Sitting in front of me is Prospect Capital's 2011 annual report. On page one, where it begins to describe its investment activities, it says:

We have made no investments to date in the real estate or mortgage industries, and we do not intend to currently focus on such investments. We are currently pursuing multiple investment opportunities, including purchases of portfolios from private and public companies.

It goes on and on, but these two sentences laid the language for Prospect Capital's new foray into its real estate investment business, APH Property Holdings. The newly formed company has become quite active, making up a bigger portion of Prospect Capital's portfolio.

Prospecting for rental yield
As of the last quarter, Prospect Capital valued its investment in APH Property Holdings at $154 million, or 3% of total assets.

Today, it announced an investment in APH Property Holdings that would nearly double its investment, putting another $144.5 million to work buying 19 multifamily residential properties.

To put this into context, real estate now makes up about 6% of Prospect Capital's assets.

What's the game plan?
Real estate was a cornerstone of the latest conference call. A back-and-forth exchange between Wells Fargo analyst Jonathon Bock and Prospect COO Grier Eliasek spelled out the company's strategy in earning yield with real estate investments.

The strategy is simple: buy properties at prices lower than the replacement cost, effectively insulating Prospect Capital's multifamily units from new competition. Then, with a modest additional investment, fix up the properties to grow rents over time. Elisak laid out one particular investment where the previous owner had invested incremental money into new fixtures like appliances, cabinets, and other improvements, and subsequently raised rents.

For an institutional buyer like Prospect Capital, real estate investments can be particularly lucrative. The company can secure low-interest financing backed by Fannie Mae and Freddie Mac to finance 70% of the purchase price.

The remaining funds are provided by Prospect, which makes additional debt and equity investments in APH Property Holdings to fund the 30% it can't borrow with low-rate mortgages.

How the portfolio is performing
Prospect Capital is quickly ramping up this new investment option, with the portfolio growing from just $48 million two quarters ago to more than $288 million today. With such a short history, and quick growth in the residential portfolio, it's too early to tell.

One concern is the change in how the company finances its investment real estate. In the filing for the quarter ending March 31, Prospect Capital loaned APH Properties $40 million at 10.5%, plus 2% paid in kind. As of the latest filing, it had amended the terms, and expanded its new investment. The company changed the terms so that APH Properties would pay Prospect Capital 6%, plus 5.5% paid in kind.

Paid-in-kind loans can be troublesome. A paid-in-kind (PIK) interest payment can be paid without the exchange of cash. Instead, the lender just increases the loan balance appropriately. So far, Prospect Capital's COO, Grier Elisak, says that all interest payments have been paid in cash, but implied that, because the business can be seasonal, the company wanted the option for PIK payments.

What this means for shareholders
As real estate becomes a larger portion of the Prospect portfolio, investors will need to watch carefully.
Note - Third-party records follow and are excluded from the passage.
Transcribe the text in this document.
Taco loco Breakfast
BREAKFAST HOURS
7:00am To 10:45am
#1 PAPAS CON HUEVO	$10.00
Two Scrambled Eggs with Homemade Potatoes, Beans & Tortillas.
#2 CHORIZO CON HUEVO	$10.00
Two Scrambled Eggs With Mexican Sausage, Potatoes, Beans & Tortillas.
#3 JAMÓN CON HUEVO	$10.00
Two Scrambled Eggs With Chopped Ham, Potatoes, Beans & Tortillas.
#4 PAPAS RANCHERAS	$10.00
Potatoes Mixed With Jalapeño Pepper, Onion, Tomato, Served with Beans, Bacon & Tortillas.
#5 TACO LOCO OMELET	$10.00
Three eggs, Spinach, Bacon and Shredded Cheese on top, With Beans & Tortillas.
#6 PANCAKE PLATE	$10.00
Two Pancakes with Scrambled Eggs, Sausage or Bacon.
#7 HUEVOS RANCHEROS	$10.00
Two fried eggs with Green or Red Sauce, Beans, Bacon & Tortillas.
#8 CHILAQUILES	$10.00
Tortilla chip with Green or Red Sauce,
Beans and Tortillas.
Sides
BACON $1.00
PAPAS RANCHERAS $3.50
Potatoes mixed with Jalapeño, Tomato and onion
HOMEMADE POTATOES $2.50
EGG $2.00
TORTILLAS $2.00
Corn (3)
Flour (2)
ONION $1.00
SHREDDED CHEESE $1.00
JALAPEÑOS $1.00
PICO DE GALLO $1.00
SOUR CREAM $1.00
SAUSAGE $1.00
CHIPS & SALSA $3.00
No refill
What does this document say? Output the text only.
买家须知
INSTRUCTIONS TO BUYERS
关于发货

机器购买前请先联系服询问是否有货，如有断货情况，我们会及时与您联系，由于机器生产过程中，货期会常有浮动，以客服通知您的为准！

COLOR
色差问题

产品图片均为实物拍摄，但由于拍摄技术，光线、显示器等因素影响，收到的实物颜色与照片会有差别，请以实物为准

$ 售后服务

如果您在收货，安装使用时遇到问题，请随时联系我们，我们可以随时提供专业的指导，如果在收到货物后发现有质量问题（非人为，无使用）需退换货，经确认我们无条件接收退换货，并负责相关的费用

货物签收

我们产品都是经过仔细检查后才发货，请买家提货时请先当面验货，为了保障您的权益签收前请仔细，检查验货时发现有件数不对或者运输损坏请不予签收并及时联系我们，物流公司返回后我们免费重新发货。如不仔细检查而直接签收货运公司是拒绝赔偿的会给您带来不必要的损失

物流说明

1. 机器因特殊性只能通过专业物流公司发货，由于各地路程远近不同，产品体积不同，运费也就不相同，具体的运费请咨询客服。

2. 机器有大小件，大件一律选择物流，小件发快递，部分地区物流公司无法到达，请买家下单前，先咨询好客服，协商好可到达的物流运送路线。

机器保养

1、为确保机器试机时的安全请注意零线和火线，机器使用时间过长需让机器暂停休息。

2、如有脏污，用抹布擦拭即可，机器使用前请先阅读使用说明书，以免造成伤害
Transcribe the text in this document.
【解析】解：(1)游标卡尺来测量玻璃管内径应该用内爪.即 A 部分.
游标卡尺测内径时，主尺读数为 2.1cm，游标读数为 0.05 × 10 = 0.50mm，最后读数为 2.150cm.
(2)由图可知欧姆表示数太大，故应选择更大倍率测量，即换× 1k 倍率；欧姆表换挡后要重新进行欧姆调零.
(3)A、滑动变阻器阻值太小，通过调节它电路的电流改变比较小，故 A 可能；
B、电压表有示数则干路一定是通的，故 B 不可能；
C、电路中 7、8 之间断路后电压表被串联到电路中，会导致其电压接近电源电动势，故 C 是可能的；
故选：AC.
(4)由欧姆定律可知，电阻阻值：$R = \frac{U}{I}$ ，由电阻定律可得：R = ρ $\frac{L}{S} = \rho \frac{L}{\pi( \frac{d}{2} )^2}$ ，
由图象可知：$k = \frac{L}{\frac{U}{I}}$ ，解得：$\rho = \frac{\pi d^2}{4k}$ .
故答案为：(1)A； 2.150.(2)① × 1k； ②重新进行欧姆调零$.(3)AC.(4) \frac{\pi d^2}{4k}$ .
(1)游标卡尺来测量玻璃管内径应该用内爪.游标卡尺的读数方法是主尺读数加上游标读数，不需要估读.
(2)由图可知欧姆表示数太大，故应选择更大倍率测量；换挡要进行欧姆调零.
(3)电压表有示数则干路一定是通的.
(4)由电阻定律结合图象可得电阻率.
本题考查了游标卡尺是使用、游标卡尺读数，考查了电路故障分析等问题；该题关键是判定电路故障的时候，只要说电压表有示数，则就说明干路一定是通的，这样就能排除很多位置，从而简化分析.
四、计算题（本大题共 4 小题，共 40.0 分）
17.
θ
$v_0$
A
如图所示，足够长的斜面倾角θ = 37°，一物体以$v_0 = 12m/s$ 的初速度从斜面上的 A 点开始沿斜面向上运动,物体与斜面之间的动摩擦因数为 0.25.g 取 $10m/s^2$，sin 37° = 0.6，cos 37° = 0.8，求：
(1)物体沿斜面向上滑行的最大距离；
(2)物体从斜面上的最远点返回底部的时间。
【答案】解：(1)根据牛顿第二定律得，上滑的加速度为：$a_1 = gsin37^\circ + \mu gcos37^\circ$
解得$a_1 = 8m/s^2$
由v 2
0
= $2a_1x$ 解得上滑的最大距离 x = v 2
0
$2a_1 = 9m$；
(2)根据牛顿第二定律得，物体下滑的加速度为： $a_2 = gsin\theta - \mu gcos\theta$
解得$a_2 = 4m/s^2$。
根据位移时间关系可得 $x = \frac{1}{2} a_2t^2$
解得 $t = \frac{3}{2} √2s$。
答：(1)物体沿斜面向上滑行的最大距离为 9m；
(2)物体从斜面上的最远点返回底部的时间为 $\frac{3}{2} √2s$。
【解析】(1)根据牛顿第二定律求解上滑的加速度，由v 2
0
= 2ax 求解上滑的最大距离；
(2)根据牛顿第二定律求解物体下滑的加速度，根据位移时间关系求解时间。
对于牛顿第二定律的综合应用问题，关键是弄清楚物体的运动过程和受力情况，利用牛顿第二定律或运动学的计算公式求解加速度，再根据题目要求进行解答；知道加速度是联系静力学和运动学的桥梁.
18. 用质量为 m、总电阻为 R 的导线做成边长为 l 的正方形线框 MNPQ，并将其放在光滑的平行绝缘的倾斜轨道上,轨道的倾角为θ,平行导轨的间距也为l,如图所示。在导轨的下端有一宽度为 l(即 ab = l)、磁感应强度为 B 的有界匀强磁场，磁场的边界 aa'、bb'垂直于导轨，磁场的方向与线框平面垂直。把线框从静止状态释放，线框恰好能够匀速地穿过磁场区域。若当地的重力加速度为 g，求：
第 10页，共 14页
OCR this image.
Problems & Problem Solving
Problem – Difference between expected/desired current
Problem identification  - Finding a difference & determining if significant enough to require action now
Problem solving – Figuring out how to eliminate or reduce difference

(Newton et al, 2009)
Historically, Prospect Capital avoided real estate; but the company has not only changed its tone, it's investing aggressively in new multi-family properties. You can bet the real estate portfolio will be the topic of conversation for years to come, particularly in reference to whether or not its APH Property Holdings is capable of paying interest in cash.

Real estate, especially highly levered real estate, is a double-edged sword. When it performs well, it can easily produce double-digit, tax-free returns for investors. When it performs poorly, it's a money sink -- and a possible cash flow risk when favorable interest-only loans begin amortizing, and funds are diverted to paying down principal.

For now, we'll have to wait it out and see. From the conference call, it appears Prospect Capital is banking on a combination of higher real estate prices and growing rental yields to drive double-digit returns to investors. Only time will tell if this new strategy can pay off for shareholders.